1. Enjoyable comedy, family and death American style?
2. The realism of the city, the offices, homes, the beauty salons, funeral parlours, cemeteries?
3. The title, comedy of death, the reality of death and its impact? Wake and celebration? The patriarch, his past, women, love, the unions? Cassie, the good that he did for her and her family? The discussions with Johnnie at the opening, planning to tell him about how he relaxed? Entering into the office, the surprise party, Frank speaking, his dropping dead?
4. Johnnie, his age, the long marriage, his pleasant wife, pregnant daughter, the son with the earring, the details of family life, the discussions in the kitchen? His work felling the trees? Talking to his father, his wanting a change of life, organising Frank, telling his mother, going to the parlour and the discussions about the coffin, digging the grave, falling into it? The body in state, Norah and her wanting to substitute the illegal migrant, working with Peter and Frank? Cassie? The aunts? His pregnant niece, Teri and her divorce? His infatuation with Cassie, following her, going to visit the beauty parlour, the discussions, her pulling him out of the grave, her being insulted? His arrangement for the motel and the older woman turning up? Norah and the illegal, the body? The funeral, his speech in the church? The changes of everybody in the cars on the way to the cemetery? The niece giving birth, his finding his place within the family, speaking strongly to the aunts, organising?
5. His wife, pleasant, knowing what was happening in him, her direct way of speaking, the sense of realism? The kids?
6. Frank, everybody thinking him thick, a good sportsman? At the office, the party, his father's dying? His father's tradition with the unions, Frank and his work, ineffective, the union leader and the confrontation, the threats, his being a figurehead? The coffin and his wanting a better one? His daughter's pregnancy and his worry about appearances? His wife, predatory, having had to marry him, putting stickers on the possessions in the house? His reputation? The funeral, the reality of the birth, his apology to his daughter? His daughter, her pregnancy, her grandmother knowing? The father of the baby, the clash, his coming to the funeral, the reconciliation, his presence at the birth?
7. Teri and her dancing, her past, her ex-husband, offering him the use of the space so that he would come and pose as her husband? His style, manner? Their fights, concealing the truth? Her mother knowing? With Peter, memories of the past, Peter and his love for her, making the waitress jealous - and Teri conniving with her while she danced with Peter? The sexual encounter in the room, her reaction to Norah, always thinking her perfect, finding her against the law and her satisfaction, unable to betray her? The moving of the body? Her future with Peter?
8. Norah, the new kind of nun, her listening to the Sermon on the Mount, going to work in El Salvador, justice, with the illegal, concealing him, her father's body?

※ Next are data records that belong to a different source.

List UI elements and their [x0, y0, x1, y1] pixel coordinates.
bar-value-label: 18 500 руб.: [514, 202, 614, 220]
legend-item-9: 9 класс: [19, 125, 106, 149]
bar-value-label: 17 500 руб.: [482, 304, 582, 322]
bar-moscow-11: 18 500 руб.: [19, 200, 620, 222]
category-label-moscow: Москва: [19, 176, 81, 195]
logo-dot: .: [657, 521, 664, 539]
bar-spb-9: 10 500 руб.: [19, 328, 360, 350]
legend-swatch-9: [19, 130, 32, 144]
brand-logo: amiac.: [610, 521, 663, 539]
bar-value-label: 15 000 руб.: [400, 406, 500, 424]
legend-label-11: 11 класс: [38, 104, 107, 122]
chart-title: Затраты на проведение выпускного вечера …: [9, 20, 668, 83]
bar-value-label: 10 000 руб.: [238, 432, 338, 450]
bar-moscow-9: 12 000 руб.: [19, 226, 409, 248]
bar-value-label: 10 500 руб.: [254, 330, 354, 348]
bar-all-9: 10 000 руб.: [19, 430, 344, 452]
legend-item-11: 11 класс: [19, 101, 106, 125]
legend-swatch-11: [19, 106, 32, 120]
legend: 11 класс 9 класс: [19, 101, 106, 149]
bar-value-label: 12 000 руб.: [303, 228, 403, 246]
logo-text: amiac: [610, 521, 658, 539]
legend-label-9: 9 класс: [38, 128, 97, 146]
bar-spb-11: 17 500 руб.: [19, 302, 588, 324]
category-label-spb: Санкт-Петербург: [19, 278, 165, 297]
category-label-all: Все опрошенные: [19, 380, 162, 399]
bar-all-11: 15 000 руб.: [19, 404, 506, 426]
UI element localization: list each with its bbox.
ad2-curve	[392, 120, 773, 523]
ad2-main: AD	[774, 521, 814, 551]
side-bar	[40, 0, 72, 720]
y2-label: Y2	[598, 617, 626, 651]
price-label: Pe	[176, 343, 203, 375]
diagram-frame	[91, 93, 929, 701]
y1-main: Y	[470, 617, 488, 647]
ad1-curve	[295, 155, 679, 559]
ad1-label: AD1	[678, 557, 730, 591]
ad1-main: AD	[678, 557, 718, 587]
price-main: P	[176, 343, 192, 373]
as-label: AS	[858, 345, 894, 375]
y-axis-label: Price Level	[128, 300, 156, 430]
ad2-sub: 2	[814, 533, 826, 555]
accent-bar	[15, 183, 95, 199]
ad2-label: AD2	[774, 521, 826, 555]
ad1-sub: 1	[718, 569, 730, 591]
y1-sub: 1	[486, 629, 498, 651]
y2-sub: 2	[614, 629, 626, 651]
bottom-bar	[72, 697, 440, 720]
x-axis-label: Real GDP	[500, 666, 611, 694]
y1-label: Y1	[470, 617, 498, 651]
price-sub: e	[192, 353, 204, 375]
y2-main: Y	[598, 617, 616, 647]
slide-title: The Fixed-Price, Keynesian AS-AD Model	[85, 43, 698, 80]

9. Cassie, her presence, people's assumptions about her, talking to Johnnie, the truth, helping him out of the grave? Her not going to the funeral, having thanked the father for all that he had done for her?

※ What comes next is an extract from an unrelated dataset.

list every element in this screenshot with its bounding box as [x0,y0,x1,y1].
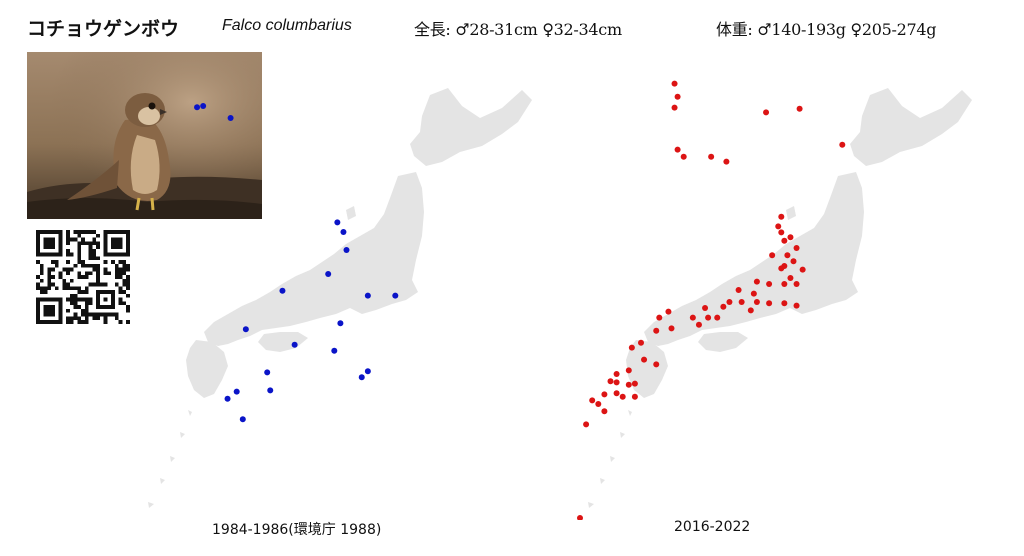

10. Peter, his chequered history, drugs and prison, in love with Teri? Trying to make the waitress jealous? The sexual encounter, helping to conceal the body and the illegal? His future with Teri?
11. The Irish Catholicism, the priest and his friendliness, the bishop at the funeral, the young priest, the wake, his drinking, his exuberant singing, his collapse?
12. The cumulative effect of the portrait of a family, functional and dysfunctional, the bonds, the mistakes, the spirit, the Catholicism?